There’s a discussion going on right now in various corners of the internet about how to begin a story: sartorias talks about it here, and then you can follow links to this and this and some other pages I seem to have misplaced.
It’s timely for me because right now I’m going through another of my periodic bookshelf surveys. See, these days I go to a variety of conferences and conventions where I’m given free books, and because I still have the Starving Grad Student instinct of “free stuff is always good,” I take them home. Then they sit on my shelves for months or years without being read, until I get into one of these moods. Then I go through, grab those random books, and read their beginnings to see if I will a) keep going, b) keep it on the shelf for possible later reading, or c) cull it.
In my head, it’s the twenty-page test, though in truth that number fluctuates wildly. If I’m feeling determinedly fair — or uncertain — I’ll give a book fifty pages to convince me I should keep going. If I’m feeling cynical, it’s only ten pages, or five. On occasion I don’t make it off the first page, though that’s rare. (I have very little truck with the notion that you need a really killer opening sentence; for something the length of a novel, killer writing often requires larger units of measurement.)
What makes me keep reading, and what makes me stop?

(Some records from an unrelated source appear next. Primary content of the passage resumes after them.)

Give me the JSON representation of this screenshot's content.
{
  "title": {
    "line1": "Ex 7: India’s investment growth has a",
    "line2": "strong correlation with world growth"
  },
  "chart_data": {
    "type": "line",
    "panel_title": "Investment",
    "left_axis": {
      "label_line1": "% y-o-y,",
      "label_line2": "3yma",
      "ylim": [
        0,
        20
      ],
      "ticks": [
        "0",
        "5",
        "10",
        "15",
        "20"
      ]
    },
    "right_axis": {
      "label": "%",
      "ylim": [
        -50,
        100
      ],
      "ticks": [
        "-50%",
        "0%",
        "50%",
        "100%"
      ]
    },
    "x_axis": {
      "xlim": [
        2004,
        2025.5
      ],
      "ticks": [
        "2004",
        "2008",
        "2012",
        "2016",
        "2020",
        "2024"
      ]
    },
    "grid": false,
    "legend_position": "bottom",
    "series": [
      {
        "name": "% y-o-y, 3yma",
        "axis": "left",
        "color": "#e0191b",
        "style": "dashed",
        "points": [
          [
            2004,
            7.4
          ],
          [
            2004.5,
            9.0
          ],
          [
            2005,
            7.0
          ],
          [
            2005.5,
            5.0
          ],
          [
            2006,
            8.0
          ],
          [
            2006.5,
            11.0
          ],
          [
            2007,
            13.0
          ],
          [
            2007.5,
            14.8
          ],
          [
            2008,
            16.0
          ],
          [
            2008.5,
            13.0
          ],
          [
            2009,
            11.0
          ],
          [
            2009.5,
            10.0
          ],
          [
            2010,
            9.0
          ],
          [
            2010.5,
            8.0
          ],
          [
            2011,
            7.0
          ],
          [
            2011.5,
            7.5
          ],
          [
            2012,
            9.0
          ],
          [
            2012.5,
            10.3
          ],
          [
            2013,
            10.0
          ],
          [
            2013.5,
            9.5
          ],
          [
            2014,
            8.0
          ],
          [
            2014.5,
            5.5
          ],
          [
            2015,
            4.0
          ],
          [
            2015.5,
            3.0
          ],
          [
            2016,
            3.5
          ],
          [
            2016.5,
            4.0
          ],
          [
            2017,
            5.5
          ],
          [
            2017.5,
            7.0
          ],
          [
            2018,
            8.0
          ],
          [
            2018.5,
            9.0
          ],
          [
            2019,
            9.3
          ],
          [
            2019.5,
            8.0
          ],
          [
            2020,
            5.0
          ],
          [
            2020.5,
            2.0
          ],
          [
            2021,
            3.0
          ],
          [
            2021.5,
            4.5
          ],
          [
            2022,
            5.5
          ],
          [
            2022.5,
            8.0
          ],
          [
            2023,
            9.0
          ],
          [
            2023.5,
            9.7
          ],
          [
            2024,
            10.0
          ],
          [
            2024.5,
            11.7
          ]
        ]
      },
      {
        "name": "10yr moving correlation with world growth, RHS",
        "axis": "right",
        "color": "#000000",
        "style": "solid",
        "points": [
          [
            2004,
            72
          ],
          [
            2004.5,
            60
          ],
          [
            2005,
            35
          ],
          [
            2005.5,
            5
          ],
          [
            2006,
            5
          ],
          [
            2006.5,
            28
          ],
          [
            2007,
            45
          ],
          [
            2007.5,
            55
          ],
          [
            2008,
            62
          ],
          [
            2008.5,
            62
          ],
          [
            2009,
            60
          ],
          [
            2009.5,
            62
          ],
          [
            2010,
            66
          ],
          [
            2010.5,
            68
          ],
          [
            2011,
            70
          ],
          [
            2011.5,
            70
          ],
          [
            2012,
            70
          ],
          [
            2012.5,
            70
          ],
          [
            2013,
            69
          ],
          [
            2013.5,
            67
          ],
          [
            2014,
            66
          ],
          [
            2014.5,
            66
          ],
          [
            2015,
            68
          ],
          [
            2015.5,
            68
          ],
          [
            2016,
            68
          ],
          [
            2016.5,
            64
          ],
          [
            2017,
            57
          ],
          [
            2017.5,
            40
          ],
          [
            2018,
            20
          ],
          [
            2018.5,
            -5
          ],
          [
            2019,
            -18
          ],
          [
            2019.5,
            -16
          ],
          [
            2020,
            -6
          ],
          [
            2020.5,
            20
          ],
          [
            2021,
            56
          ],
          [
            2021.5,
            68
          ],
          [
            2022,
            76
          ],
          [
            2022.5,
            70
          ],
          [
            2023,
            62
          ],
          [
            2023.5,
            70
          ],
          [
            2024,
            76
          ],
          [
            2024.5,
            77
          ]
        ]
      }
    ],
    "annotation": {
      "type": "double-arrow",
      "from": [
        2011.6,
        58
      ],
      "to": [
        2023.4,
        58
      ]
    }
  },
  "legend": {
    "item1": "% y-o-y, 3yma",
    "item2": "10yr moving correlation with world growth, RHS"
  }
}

On sartorias‘ LJ, I said this:
I’m coming around to the thought that what I need most in the opening paragraph isn’t action or conflict or even character (which is what I need to keep going after a page or two), but very simply a sense of confidence. Some writers can string together words in a fashion that makes me believe they know what they’re doing; some cannot. And I think that difference is also the difference between writers who pull me in, and those with whom I remain stubbornly aware that I’m reading black marks on a page.
I don’t think I can put it any more concretely than that, except to add an addendum from elsewhere in that comment thread, which is that this only partly depends on the confidence of the author. I’m sure there are many writers out there who sleep well in the certainty that their work is brilliant, but to me it still looks shaky and weak. What I really need is for me to feel confidence in the author — however that may be done.
Some of what I’m looking for is prose — not necessarily Amazing Artful Prose; just prose that knows it’s aiming for and hits the target — but it’s also a feeling of solidity to the setting, or a character whose personality leaps off the page. Or all of the above. (Less often conflict, because for that to be compelling, I need a sense of who and what is at stake. So that takes longer to build.) The unhelpful thing about this is that it can’t be boiled down to useful instructions for the would-be writer, beyond “practice.” Practice will make you certain you want this word and not another, a semicolon instead of two separate sentences, this interesting detail about the setting, a wry bit of self-deprecation from the narrator. Practice will get you to the point where those things happen semi-automatically, without you having to consciously put each one in place, and when that happens I’ll stop seeing the seams between all the bits and just see the whole.
Sad to say, a lot of the books I’m surveying right now are failing that test. With some, to be fair, they’re hampered by genre; the further a given book is from the center of my affections, the more aware I am of the basic machinery at work. They may be perfectly good novels, for some other reader. And, of course, the ones that pass that opening test may not turn out splendidly on the whole; last week I read one that started strong and ended up disappointing. But when I find one that has a confident opening, it truly is a pleasure.